In 1668 he preached an election sermon in which he asserted that "God sifted a whole Nation that he might send Choice Grain over into this Wilderness". Stoughton served as an assistant of Massachusetts Bay, 1671-86; as a commissioner of the United Colonies, 1674-76, 1680-86; and as judge of various courts.
With Peter Bulkeley he represented Massachusetts before the King in the controversy over the Mason claims, 1676-79, and by adopting the conciliatory attitude he deemed necessary in these negotiations greatly displeased the radical element in Massachusetts.
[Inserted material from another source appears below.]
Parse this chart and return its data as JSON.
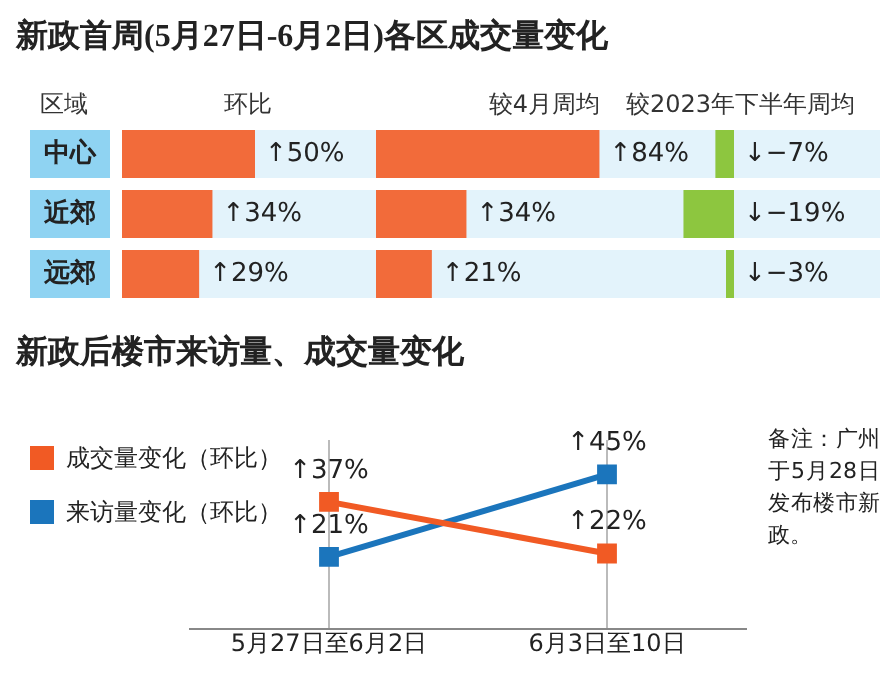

In 1681 Stoughton and Joseph Dudley were appointed, at their own suggestion, to examine land titles in the Nipmuck country - a profitable service, since each agent received a liberal portion of the land ceded by the Indians as the result of the investigation. When Dudley became president of the temporary government established in 1686 after the revocation of the charter, he appointed his adherent deputy president.
Apparently a loyal servant of the King - except when the interests of the Crown conflicted with his own interests as a landholder or the interests of Harvard College, of which he was one of the most generous native benefactors.
Stoughton was on the council of Governor Edmund Andros; but when rebellion came he signed an address of the magistrates advising the Governor to deliver the fort to the revolutionists, and in 1690 he signed a paper drawn up by members of the former council denouncing Andros' acts while governor.
Named lieutenant-governor May 1692 under Sir William Phips, he became acting governor on the latter's departure for England in 1694, and was the active head of the government thereafter until his death, except from May 1699 to July 1700, when Governor Bellomont was in Boston.
Stoughton was chief justice of the court of oyer and terminer which tried the Salem witchcraft cases in 1692, and by his insistence on the admission of "spectral evidence, " as well as by his overbearing attitude toward the accused, the witnesses, and the jury, was largely responsible for the tragic aspect they assumed.
Personality
He seems never to have repented, and his refusal to yield to feelings of compassion after most others had become enlightened indicates his essentially cold, proud, and obstinate nature.